スタンダードチャータードは、暗号資産カストディ企業Zodia Custodyの他の投資家が同行のオファーを受け入れたことを受け、同社の未保有株式を買い取る。この取引により、スタンダードチャータードはロンドンに拠点を置くデジタル資産カストディアンを完全に掌握することとなる。同カストディアンの顧客には機関投資家や金融機関が含まれている。
デジタル資産カストディへの賭け
Zodia Custodyは2020年にスタンダードチャータードと暗号資産取引所プラットフォームBC Technology Groupの合弁事業として設立された。同行は当初少数株を保有していたが、過去2年間にわたり着実に所有比率を高めてきた。今回の買収は、外部株主や社債権者が保有する残りの株式と社債を対象としていると、同社は確認した。
スタンダードチャータードは、計画中のビットコインとイーサのスポット取引デスクを含め、暗号資産サービスの拡大を進めてきた。

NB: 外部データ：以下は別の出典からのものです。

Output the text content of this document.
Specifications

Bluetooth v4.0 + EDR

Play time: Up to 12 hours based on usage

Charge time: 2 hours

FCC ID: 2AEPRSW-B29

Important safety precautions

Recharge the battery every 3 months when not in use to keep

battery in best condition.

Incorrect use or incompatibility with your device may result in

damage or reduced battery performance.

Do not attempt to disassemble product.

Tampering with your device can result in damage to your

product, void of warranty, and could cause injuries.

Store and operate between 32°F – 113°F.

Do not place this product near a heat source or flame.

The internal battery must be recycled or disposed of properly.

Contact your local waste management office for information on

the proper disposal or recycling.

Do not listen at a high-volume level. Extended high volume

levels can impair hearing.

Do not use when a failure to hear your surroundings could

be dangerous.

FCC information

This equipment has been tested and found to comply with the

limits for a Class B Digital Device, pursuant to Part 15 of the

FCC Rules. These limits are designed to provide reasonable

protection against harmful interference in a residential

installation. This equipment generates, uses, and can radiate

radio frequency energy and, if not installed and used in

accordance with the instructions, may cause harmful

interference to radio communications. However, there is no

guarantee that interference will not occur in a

Zodiaの完全所有により、同行はこれらのサービスを支えるカストディインフラを直接管理できるようになる。
なぜ今、完全買収なのか
この動きは、伝統的な銀行がデジタル資産に対する機関投資家の需要を取り込もうと競争する中で行われた。カストディ(秘密鍵の安全な保管)は大口投資家にとって不可欠な要件であり、会社全体を所有することで、スタンダードチャータードはサービスを自社の業務とより緊密に統合できるようになる。
取引条件は開示されていない。Zodia CustodyはSBIホールディングスやベンチャーファンドなどの投資家から外部資金を調達していたが、それらのポジションは現在買い取られている。
今後の見通し
この買収には、英国や香港などZodiaが事業を展開する管轄区域での規制当局の承認が依然として必要となる。スタンダードチャータードは、第2四半期末までに手続きが完了する見込みだとしている。